Solar electric systems have found their way to college campuses, big time! Arizona State University deserves the spotlight with a record 23.6 MW of solar! Rutgers and Mount St. Mary’s hold the second and third solar positions on campus. This is best documented in the AASHE Solar Database sponsored by EcoMotion.
In 2013, there were 35 new campus solar projects installed for a total capacity of 17.6 MW and an average capacity of 533 kW. These included the 2 MW Oregon Institute of Technology system, and another 8,017 kW at Rutgers in New Jersey. New data for 2014 shows 8 new installations, including the 4 MW University of the Virgin Islands array. Visit the AASHE database to see a number of “top 10 lists” that highlight campus accomplishments.
Campuses across America are utilizing rooftops, fields, and parking lots to generate electricity from the sun. Some are using solar to fulfill carbon neutrality pledges, such as Butte College that claims to be “grid positive.” University presidents, facilities staff, professors, students, and alumni are praising the benefits of solar energy. Campuses have become “living labs” for clean technologies. Thanks to the maturation of the solar industry, including; technology, financing mechanisms, and project management, solar on college campuses has grown in leaps and bounds.

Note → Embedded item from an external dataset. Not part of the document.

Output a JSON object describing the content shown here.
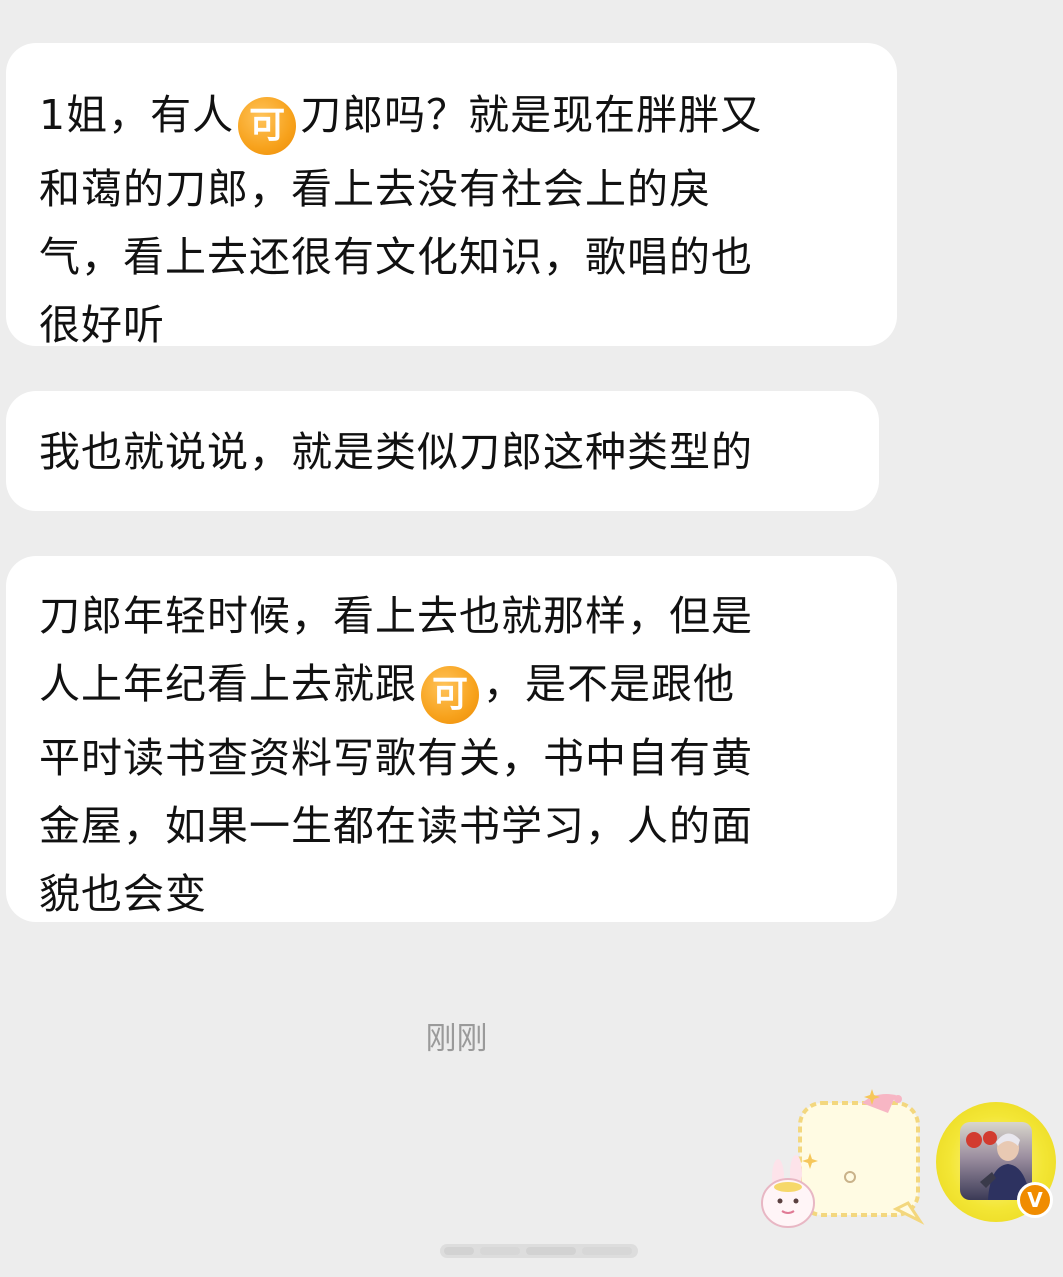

In 2012, Princeton University energized its 27-acre, 5.3 MW system. Princeton’s system is made up of 16,500 Sunpower panels, 80% of which are on trackers. The system will supply 5% of the University’s needs, and after 8 years when Princeton takes ownership and retains the SRECs, it will account for 6% of the carbon footprint reduction required to meet the commitment to reach 1990 levels by 2020. Sunpower also offered Princeton employees $2,000 rebates for household installations.
Princeton’s Solar Field utilizes SunPower T0 Trackers
Elementary, middle, and high schools are also benefitting from photovoltaics on campus. Hundreds of schools across the country are benefactors of utility-sponsored solar programs. Under contract with the City of Santa Monica, EcoMotion worked to get solar installed on every elementary school there.

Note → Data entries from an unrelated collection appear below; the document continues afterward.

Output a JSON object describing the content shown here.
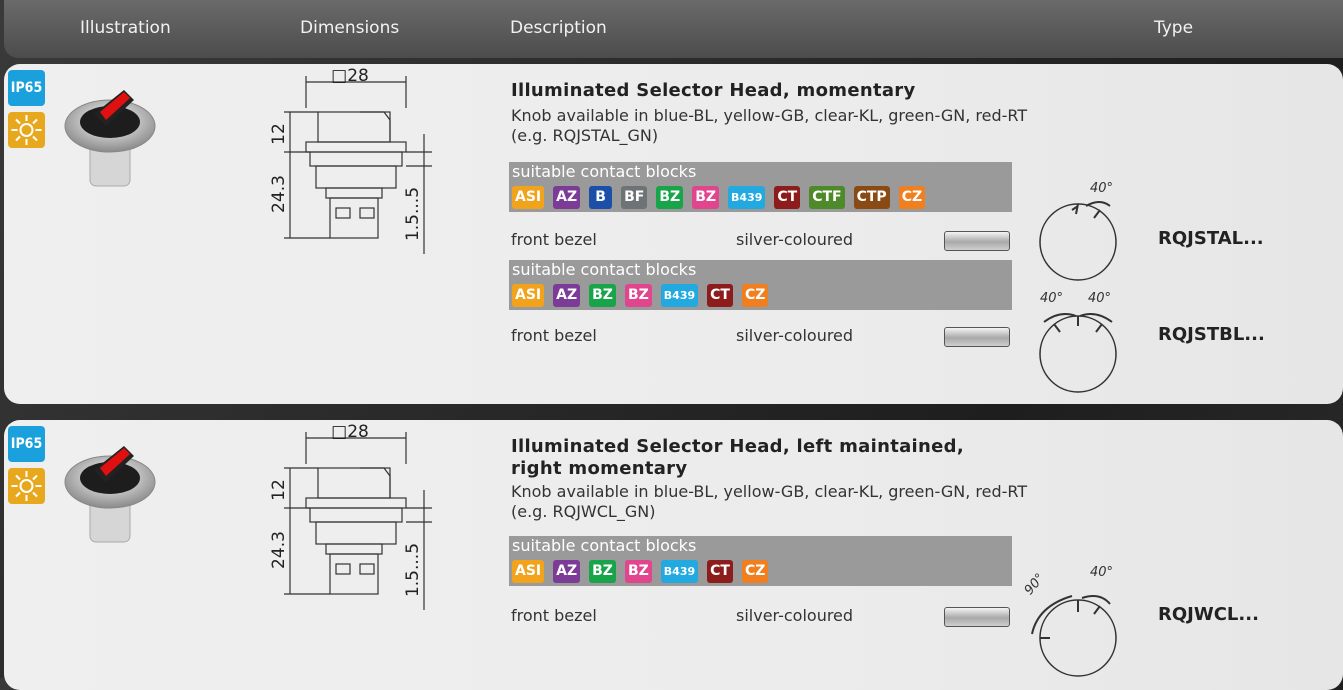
{
  "header": {
    "illustration": "Illustration",
    "dimensions": "Dimensions",
    "description": "Description",
    "type": "Type"
  },
  "dims": {
    "square": "□28",
    "height_top": "12",
    "height_body": "24.3",
    "panel_range": "1.5...5"
  },
  "products": [
    {
      "ip": "IP65",
      "title": "Illuminated Selector Head, momentary",
      "desc1": "Knob available in blue-BL, yellow-GB, clear-KL, green-GN, red-RT",
      "desc2": "(e.g. RQJSTAL_GN)",
      "variants": [
        {
          "cb_label": "suitable contact blocks",
          "badges": [
            "ASI",
            "AZ",
            "B",
            "BF",
            "BZ",
            "BZ",
            "B439",
            "CT",
            "CTF",
            "CTP",
            "CZ"
          ],
          "bezel_label": "front bezel",
          "bezel_value": "silver-coloured",
          "angles": [
            "40°"
          ],
          "type": "RQJSTAL..."
        },
        {
          "cb_label": "suitable contact blocks",
          "badges": [
            "ASI",
            "AZ",
            "BZ",
            "BZ",
            "B439",
            "CT",
            "CZ"
          ],
          "bezel_label": "front bezel",
          "bezel_value": "silver-coloured",
          "angles": [
            "40°",
            "40°"
          ],
          "type": "RQJSTBL..."
        }
      ]
    },
    {
      "ip": "IP65",
      "title": "Illuminated Selector Head, left maintained,",
      "title2": "right momentary",
      "desc1": "Knob available in blue-BL, yellow-GB, clear-KL, green-GN, red-RT",
      "desc2": "(e.g. RQJWCL_GN)",
      "variants": [
        {
          "cb_label": "suitable contact blocks",
          "badges": [
            "ASI",
            "AZ",
            "BZ",
            "BZ",
            "B439",
            "CT",
            "CZ"
          ],
          "bezel_label": "front bezel",
          "bezel_value": "silver-coloured",
          "angles": [
            "90°",
            "40°"
          ],
          "type": "RQJWCL..."
        }
      ]
    }
  ],
  "colors": {
    "ASI": "#f2a31c",
    "AZ": "#7b3b96",
    "B": "#1b4fa8",
    "BF": "#6e7375",
    "BZ1": "#18a549",
    "BZ2": "#e0458d",
    "B439": "#22a9e0",
    "CT": "#8d1c1c",
    "CTF": "#4e8a2a",
    "CTP": "#8a4a14",
    "CZ": "#f07f1f"
  }
}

The AASHE solar database is a repository for campus solar systems. Working with its member institutions, and sponsored by EcoMotion, the database has detailed information on 552 solar installations on 326 campuses at colleges and universities in 46 states. In each case, universities and colleges self-report solar system details for the benefit of the AASHE membership.

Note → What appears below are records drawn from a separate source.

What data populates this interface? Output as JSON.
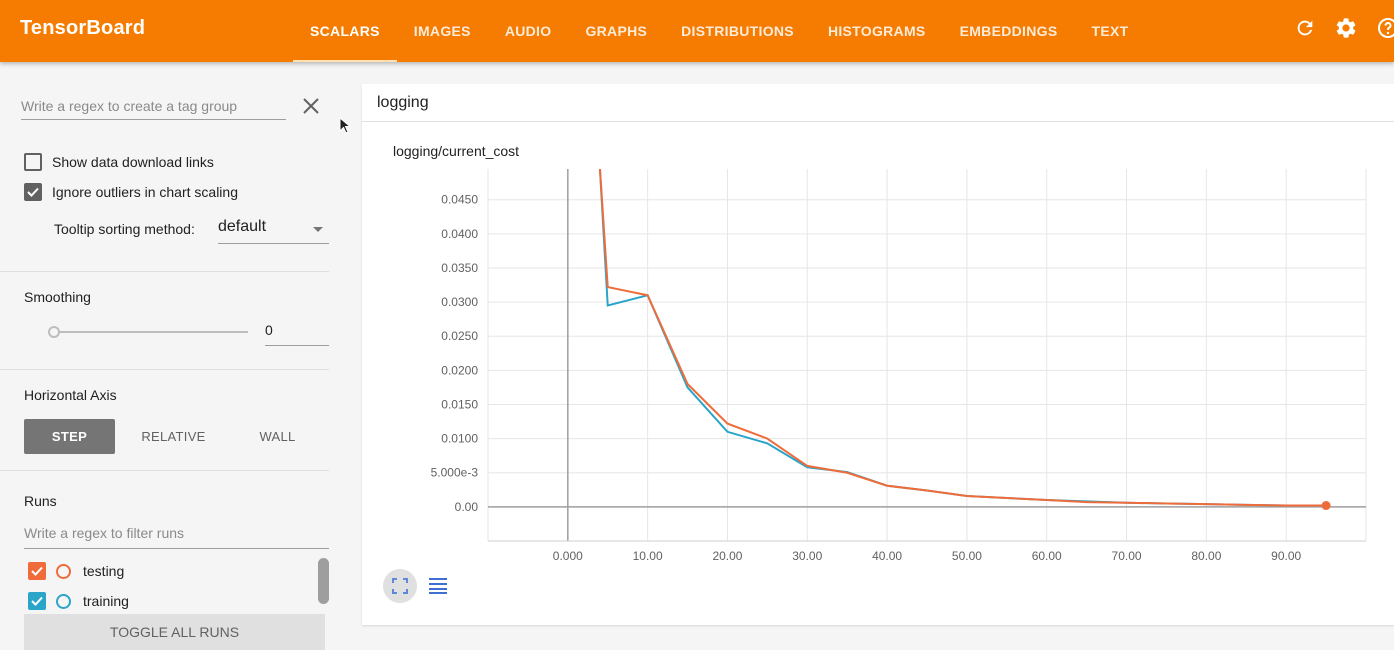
{
  "app": {
    "title": "TensorBoard"
  },
  "tabs": [
    {
      "label": "SCALARS",
      "active": true
    },
    {
      "label": "IMAGES",
      "active": false
    },
    {
      "label": "AUDIO",
      "active": false
    },
    {
      "label": "GRAPHS",
      "active": false
    },
    {
      "label": "DISTRIBUTIONS",
      "active": false
    },
    {
      "label": "HISTOGRAMS",
      "active": false
    },
    {
      "label": "EMBEDDINGS",
      "active": false
    },
    {
      "label": "TEXT",
      "active": false
    }
  ],
  "top_icons": [
    "refresh-icon",
    "settings-icon",
    "help-icon"
  ],
  "sidebar": {
    "tag_regex_placeholder": "Write a regex to create a tag group",
    "show_download_label": "Show data download links",
    "show_download_checked": false,
    "ignore_outliers_label": "Ignore outliers in chart scaling",
    "ignore_outliers_checked": true,
    "tooltip_sort_label": "Tooltip sorting method:",
    "tooltip_sort_value": "default",
    "smoothing_title": "Smoothing",
    "smoothing_value": "0",
    "horizontal_axis_title": "Horizontal Axis",
    "axis_options": [
      "STEP",
      "RELATIVE",
      "WALL"
    ],
    "axis_selected": "STEP",
    "runs_title": "Runs",
    "runs_filter_placeholder": "Write a regex to filter runs",
    "runs": [
      {
        "name": "testing",
        "checked": true,
        "color": "#ef6c3a"
      },
      {
        "name": "training",
        "checked": true,
        "color": "#2aa5c9"
      }
    ],
    "toggle_all_label": "TOGGLE ALL RUNS"
  },
  "main": {
    "group_name": "logging",
    "chart_title": "logging/current_cost"
  },
  "chart_data": {
    "type": "line",
    "title": "logging/current_cost",
    "xlabel": "",
    "ylabel": "",
    "xlim": [
      -10,
      100
    ],
    "ylim": [
      -0.005,
      0.0495
    ],
    "x_ticks": [
      "0.000",
      "10.00",
      "20.00",
      "30.00",
      "40.00",
      "50.00",
      "60.00",
      "70.00",
      "80.00",
      "90.00"
    ],
    "y_ticks": [
      "0.00",
      "5.000e-3",
      "0.0100",
      "0.0150",
      "0.0200",
      "0.0250",
      "0.0300",
      "0.0350",
      "0.0400",
      "0.0450"
    ],
    "grid": true,
    "series": [
      {
        "name": "training",
        "color": "#2aa5c9",
        "x": [
          4,
          5,
          10,
          15,
          20,
          25,
          30,
          35,
          40,
          45,
          50,
          55,
          60,
          65,
          70,
          75,
          80,
          85,
          90,
          95
        ],
        "y": [
          0.05,
          0.0295,
          0.031,
          0.0175,
          0.011,
          0.0093,
          0.0058,
          0.0051,
          0.0031,
          0.0024,
          0.0016,
          0.0013,
          0.001,
          0.0008,
          0.0006,
          0.0005,
          0.0004,
          0.0003,
          0.0002,
          0.0002
        ]
      },
      {
        "name": "testing",
        "color": "#ef6c3a",
        "x": [
          4,
          5,
          10,
          15,
          20,
          25,
          30,
          35,
          40,
          45,
          50,
          55,
          60,
          65,
          70,
          75,
          80,
          85,
          90,
          95
        ],
        "y": [
          0.05,
          0.0322,
          0.031,
          0.018,
          0.0122,
          0.01,
          0.006,
          0.005,
          0.0031,
          0.0024,
          0.0016,
          0.0013,
          0.001,
          0.0007,
          0.0006,
          0.0005,
          0.0004,
          0.0003,
          0.0002,
          0.0002
        ]
      }
    ]
  }
}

The total capacity of the 552 installations is 191,577 kilowatts, nearly 192 MW. The average system capacity is 352 kilowatts. Thus far, 155 developers and 169 installation companies have been hired for this work. For colleges and universities, 2011 was a banner year with 44,402 kW installed.
So which states have the most campus solar? California and Arizona with their abundant solar insolation, lead the country with 59.3 MW and 50.5 MW respectively. New Jersey, thanks to its incentive structure, is third with 47.7 MW installed. Maryland and Colorado are fourth and fifth.
In related news, Texas A&M has announced its plan to develop a 50 MW solar field, integrated with its Center for Solar. The University’s aspiration is to be “the premier destination for the study and advance of solar energy.” The $600 million field will be privately financed to generate 100% of campus use, while providing power for an additional 20,000 homes. This campus’s goal to be the world’s largest research center for the evaluation, development, and testing of solar technologies.
Campuses are going solar across the country, in many cases recognizing the opportunity to link solar developments with student education. It’s happening in many ways, from online tools to internships. Initiatives to tie facilities improvements to student life ranges range from kiosks to lectures to full-scale degree programs, to participating in the U.S. DOE Solar Decathlon. In addition to offsetting energy use and carbon, colleges and universities are finding that solar systems provide value at levels above and beyond their power generation.